The hydroformylation reaction predominantly produces aldehydes and alcohols. As described above, the hydroformylation conditions can be adjusted to adjust the respective amounts of alcohols and aldehydes produced. The products have one more carbon atom than the corresponding hydrocarbon feed as a result of the reaction. The products can be subjected to suitable catalyst and product separation steps, for example, solvent extraction, distillation, fractionation, or adsorption. Catalyst, unreacted feeds and solvent may be recycled back to the hydroformylation reaction step.

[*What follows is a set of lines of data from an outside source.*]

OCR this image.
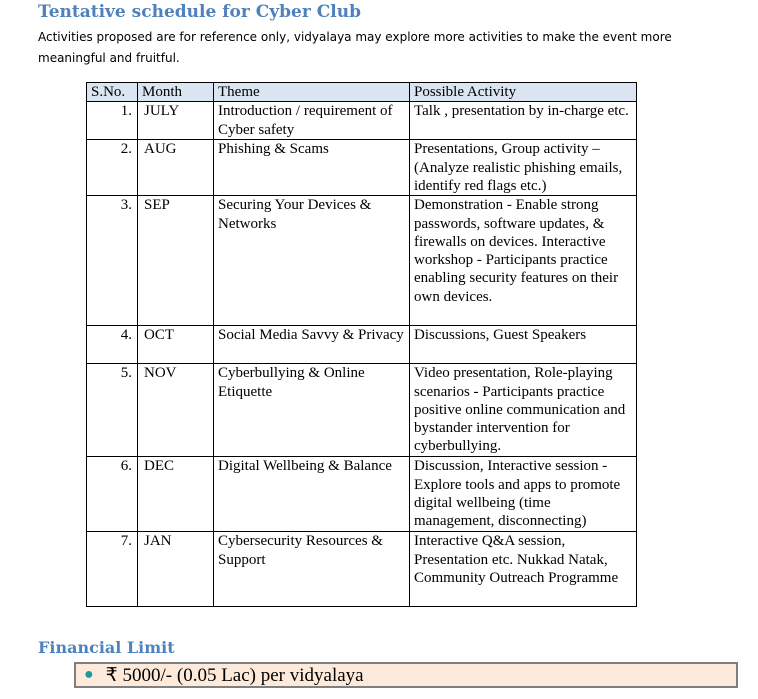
Tentative schedule for Cyber Club
Activities proposed are for reference only, vidyalaya may explore more activities to make the event more meaningful and fruitful.
S.No.	Month	Theme	Possible Activity
1.	JULY	Introduction / requirement of Cyber safety	Talk , presentation by in-charge etc.
2.	AUG	Phishing & Scams	Presentations, Group activity – (Analyze realistic phishing emails, identify red flags etc.)
3.	SEP	Securing Your Devices & Networks	Demonstration - Enable strong passwords, software updates, & firewalls on devices. Interactive workshop - Participants practice enabling security features on their own devices.
4.	OCT	Social Media Savvy & Privacy	Discussions, Guest Speakers
5.	NOV	Cyberbullying & Online Etiquette	Video presentation, Role-playing scenarios - Participants practice positive online communication and bystander intervention for cyberbullying.
6.	DEC	Digital Wellbeing & Balance	Discussion, Interactive session - Explore tools and apps to promote digital wellbeing (time management, disconnecting)
7.	JAN	Cybersecurity Resources & Support	Interactive Q&A session, Presentation etc. Nukkad Natak, Community Outreach Programme
Financial Limit
● ₹ 5000/- (0.05 Lac) per vidyalaya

Various commercial alcohol products are produced in this or similar processes including NEODOL™ 67, which includes a mixture of C16 and C17 alcohols of the formula R—OH, wherein R is a branched alkyl group having a branching index of about 1.3, sold by Shell Chemical LP. NEODOL™ as used throughout this text is a trademark. Shell Chemical LP also manufactures a C12/C13 analogue alcohol of NEODOL™ 67, which includes a mixture of C12 and C13 alcohols of the formula R—OH, wherein R is a branched alkyl group having a branching index of about 1.3. Another suitable example is EXXAL™ 13 tridecylalcohol (TDA), sold by ExxonMobil, which is of the formula R—OH wherein R is a branched alkyl group having a branching index of about 2.9 and having a carbon number distribution wherein 30 wt. % is C12, 65 wt. % is C13 and 5 wt. % is C14. Yet another suitable example is MARLIPAL® tridecylalcohol (TDA), sold by Sasol, which product is of the formula R—OH wherein R is a branched alkyl group having a branching index of about 2.2 and having 13 carbon atoms.
In addition to the desired alcohol and aldehyde products described above, the process also produces formate esters. The formate esters are formed by the reaction of aldehydes with CO and H2. The formate ester concentration in the hydroformylation product can be measured by determining the cold saponification number using known techniques, for example ASTM D94 or DIN 51559.
The formate esters in the product stream can be reduced by reaction with an aqueous base, for example, sodium hydroxide or potassium hydroxide to hydrolyze the formate ester. The reaction produces a carboxylate salt, for example sodium formate, and an alcohol. This reaction is referred to as a saponification reaction. In one embodiment, the preferred aqueous base is sodium hydroxide.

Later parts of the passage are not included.